Her brother turned to her.

“Did you forget, Erik? There were five of them.”

“Yes, right.”

She looked at Winter.

“That was everyone who wanted to come along on the last crossing from Donsö. Everyone who would dare.”

“The three brothers and two other men,” said Winter.

“Yes.”

“Where are they now?”

He knew what had happened to the brothers. Egon had gone under with the boat, along with John. Bertil came back and died on Donsö, in modern times.

“Frans Karlsson disappeared too,” said Johanna. “That’s what we were told by Arne, Arne Algotsson. He came back with Bertil.”

“Arne Algotsson?”

“He lives here on the island. He was along with them.”

“Oh?”

“But he is hopelessly senile,” said Osvald.

“Is he?”

“He forgets his thoughts before he thinks them,” said Osvald with a weak smile. “If he even has any.” He rubbed his hand over his chin, and the rasp of two days’ stubble was audible. “In that condition, he probably doesn’t think at all.”

The Marino had fled from the German destroyers, through the minefields, to the Scottish coast.

“They came to Aberdeen, and it wasn’t the first time, but this time they didn’t have very much fish along,” said Osvald.

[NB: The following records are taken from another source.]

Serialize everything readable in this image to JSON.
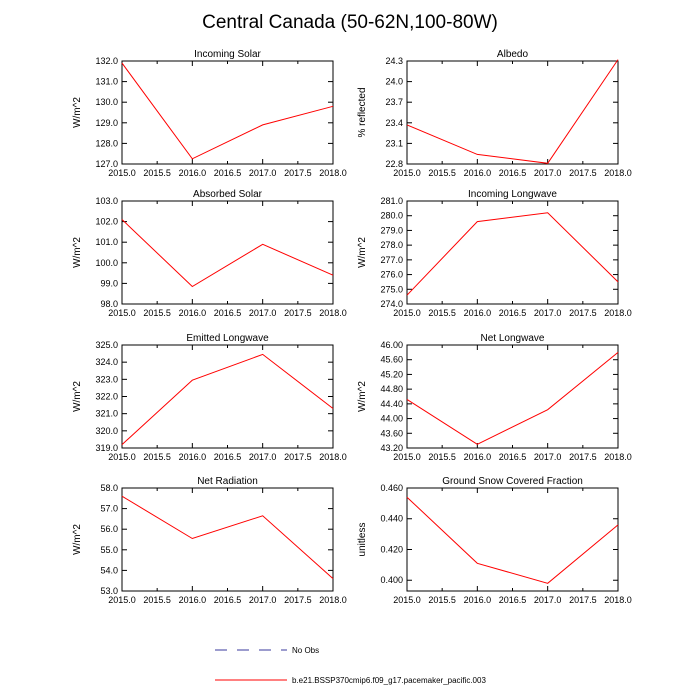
{
  "figure": {
    "title": "Central Canada (50-62N,100-80W)",
    "legend": [
      {
        "label": "No Obs",
        "style": "dashed",
        "color": "#3a3a9e"
      },
      {
        "label": "b.e21.BSSP370cmip6.f09_g17.pacemaker_pacific.003",
        "style": "solid",
        "color": "#ff0000"
      }
    ]
  },
  "chart_data": [
    {
      "id": "incoming-solar",
      "type": "line",
      "title": "Incoming Solar",
      "xlabel": "",
      "ylabel": "W/m^2",
      "x": [
        2015,
        2016,
        2017,
        2018
      ],
      "xlim": [
        2015,
        2018
      ],
      "xticks": [
        "2015.0",
        "2015.5",
        "2016.0",
        "2016.5",
        "2017.0",
        "2017.5",
        "2018.0"
      ],
      "ylim": [
        127.0,
        132.0
      ],
      "yticks": [
        "127.0",
        "128.0",
        "129.0",
        "130.0",
        "131.0",
        "132.0"
      ],
      "series": [
        {
          "name": "b.e21.BSSP370cmip6.f09_g17.pacemaker_pacific.003",
          "color": "#ff0000",
          "values": [
            131.9,
            127.25,
            128.9,
            129.8
          ]
        }
      ]
    },
    {
      "id": "albedo",
      "type": "line",
      "title": "Albedo",
      "xlabel": "",
      "ylabel": "% reflected",
      "x": [
        2015,
        2016,
        2017,
        2018
      ],
      "xlim": [
        2015,
        2018
      ],
      "xticks": [
        "2015.0",
        "2015.5",
        "2016.0",
        "2016.5",
        "2017.0",
        "2017.5",
        "2018.0"
      ],
      "ylim": [
        22.8,
        24.3
      ],
      "yticks": [
        "22.8",
        "23.1",
        "23.4",
        "23.7",
        "24.0",
        "24.3"
      ],
      "series": [
        {
          "name": "b.e21.BSSP370cmip6.f09_g17.pacemaker_pacific.003",
          "color": "#ff0000",
          "values": [
            23.37,
            22.94,
            22.81,
            24.32
          ]
        }
      ]
    },
    {
      "id": "absorbed-solar",
      "type": "line",
      "title": "Absorbed Solar",
      "xlabel": "",
      "ylabel": "W/m^2",
      "x": [
        2015,
        2016,
        2017,
        2018
      ],
      "xlim": [
        2015,
        2018
      ],
      "xticks": [
        "2015.0",
        "2015.5",
        "2016.0",
        "2016.5",
        "2017.0",
        "2017.5",
        "2018.0"
      ],
      "ylim": [
        98.0,
        103.0
      ],
      "yticks": [
        "98.0",
        "99.0",
        "100.0",
        "101.0",
        "102.0",
        "103.0"
      ],
      "series": [
        {
          "name": "b.e21.BSSP370cmip6.f09_g17.pacemaker_pacific.003",
          "color": "#ff0000",
          "values": [
            102.1,
            98.85,
            100.9,
            99.4
          ]
        }
      ]
    },
    {
      "id": "incoming-longwave",
      "type": "line",
      "title": "Incoming Longwave",
      "xlabel": "",
      "ylabel": "W/m^2",
      "x": [
        2015,
        2016,
        2017,
        2018
      ],
      "xlim": [
        2015,
        2018
      ],
      "xticks": [
        "2015.0",
        "2015.5",
        "2016.0",
        "2016.5",
        "2017.0",
        "2017.5",
        "2018.0"
      ],
      "ylim": [
        274.0,
        281.0
      ],
      "yticks": [
        "274.0",
        "275.0",
        "276.0",
        "277.0",
        "278.0",
        "279.0",
        "280.0",
        "281.0"
      ],
      "series": [
        {
          "name": "b.e21.BSSP370cmip6.f09_g17.pacemaker_pacific.003",
          "color": "#ff0000",
          "values": [
            274.6,
            279.6,
            280.2,
            275.5
          ]
        }
      ]
    },
    {
      "id": "emitted-longwave",
      "type": "line",
      "title": "Emitted Longwave",
      "xlabel": "",
      "ylabel": "W/m^2",
      "x": [
        2015,
        2016,
        2017,
        2018
      ],
      "xlim": [
        2015,
        2018
      ],
      "xticks": [
        "2015.0",
        "2015.5",
        "2016.0",
        "2016.5",
        "2017.0",
        "2017.5",
        "2018.0"
      ],
      "ylim": [
        319.0,
        325.0
      ],
      "yticks": [
        "319.0",
        "320.0",
        "321.0",
        "322.0",
        "323.0",
        "324.0",
        "325.0"
      ],
      "series": [
        {
          "name": "b.e21.BSSP370cmip6.f09_g17.pacemaker_pacific.003",
          "color": "#ff0000",
          "values": [
            319.2,
            322.95,
            324.45,
            321.3
          ]
        }
      ]
    },
    {
      "id": "net-longwave",
      "type": "line",
      "title": "Net Longwave",
      "xlabel": "",
      "ylabel": "W/m^2",
      "x": [
        2015,
        2016,
        2017,
        2018
      ],
      "xlim": [
        2015,
        2018
      ],
      "xticks": [
        "2015.0",
        "2015.5",
        "2016.0",
        "2016.5",
        "2017.0",
        "2017.5",
        "2018.0"
      ],
      "ylim": [
        43.2,
        46.0
      ],
      "yticks": [
        "43.20",
        "43.60",
        "44.00",
        "44.40",
        "44.80",
        "45.20",
        "45.60",
        "46.00"
      ],
      "series": [
        {
          "name": "b.e21.BSSP370cmip6.f09_g17.pacemaker_pacific.003",
          "color": "#ff0000",
          "values": [
            44.52,
            43.3,
            44.24,
            45.8
          ]
        }
      ]
    },
    {
      "id": "net-radiation",
      "type": "line",
      "title": "Net Radiation",
      "xlabel": "",
      "ylabel": "W/m^2",
      "x": [
        2015,
        2016,
        2017,
        2018
      ],
      "xlim": [
        2015,
        2018
      ],
      "xticks": [
        "2015.0",
        "2015.5",
        "2016.0",
        "2016.5",
        "2017.0",
        "2017.5",
        "2018.0"
      ],
      "ylim": [
        53.0,
        58.0
      ],
      "yticks": [
        "53.0",
        "54.0",
        "55.0",
        "56.0",
        "57.0",
        "58.0"
      ],
      "series": [
        {
          "name": "b.e21.BSSP370cmip6.f09_g17.pacemaker_pacific.003",
          "color": "#ff0000",
          "values": [
            57.6,
            55.55,
            56.65,
            53.6
          ]
        }
      ]
    },
    {
      "id": "ground-snow-covered-fraction",
      "type": "line",
      "title": "Ground Snow Covered Fraction",
      "xlabel": "",
      "ylabel": "unitless",
      "x": [
        2015,
        2016,
        2017,
        2018
      ],
      "xlim": [
        2015,
        2018
      ],
      "xticks": [
        "2015.0",
        "2015.5",
        "2016.0",
        "2016.5",
        "2017.0",
        "2017.5",
        "2018.0"
      ],
      "ylim": [
        0.393,
        0.46
      ],
      "yticks": [
        "0.400",
        "0.420",
        "0.440",
        "0.460"
      ],
      "series": [
        {
          "name": "b.e21.BSSP370cmip6.f09_g17.pacemaker_pacific.003",
          "color": "#ff0000",
          "values": [
            0.454,
            0.411,
            0.398,
            0.436
          ]
        }
      ]
    }
  ]
}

“And they weren’t from there,” said Johanna.

“It was too dangerous,” said her brother.

“So they had to stay there,” said Johanna.

“In Aberdeen?”

“At first. Then they went up to Peterhead and it became like their home harbor during that year. They went out sometimes, of course.”

“But never very far?”

“Well, they probably went around the point at Fraserburgh sometimes, and a bit to the west into the strait, in toward Inverness, I think.”

“Inverness?” said Winter, looking at Johanna.

“Yes. Not all the way in, if Arne could be believed before he completely lost his memory. But into the strait there, Firth something.”

Winter nodded.

“And then they went to Iceland a few times,” said Osvald. “That was pretty bold.”

“They were crazy,” said Johanna.

“Up to Iceland?”

“The fishing grounds off of the south coast of Iceland,” said Osvald. “Witch flounder. They got a very good price for them down in Scotland.”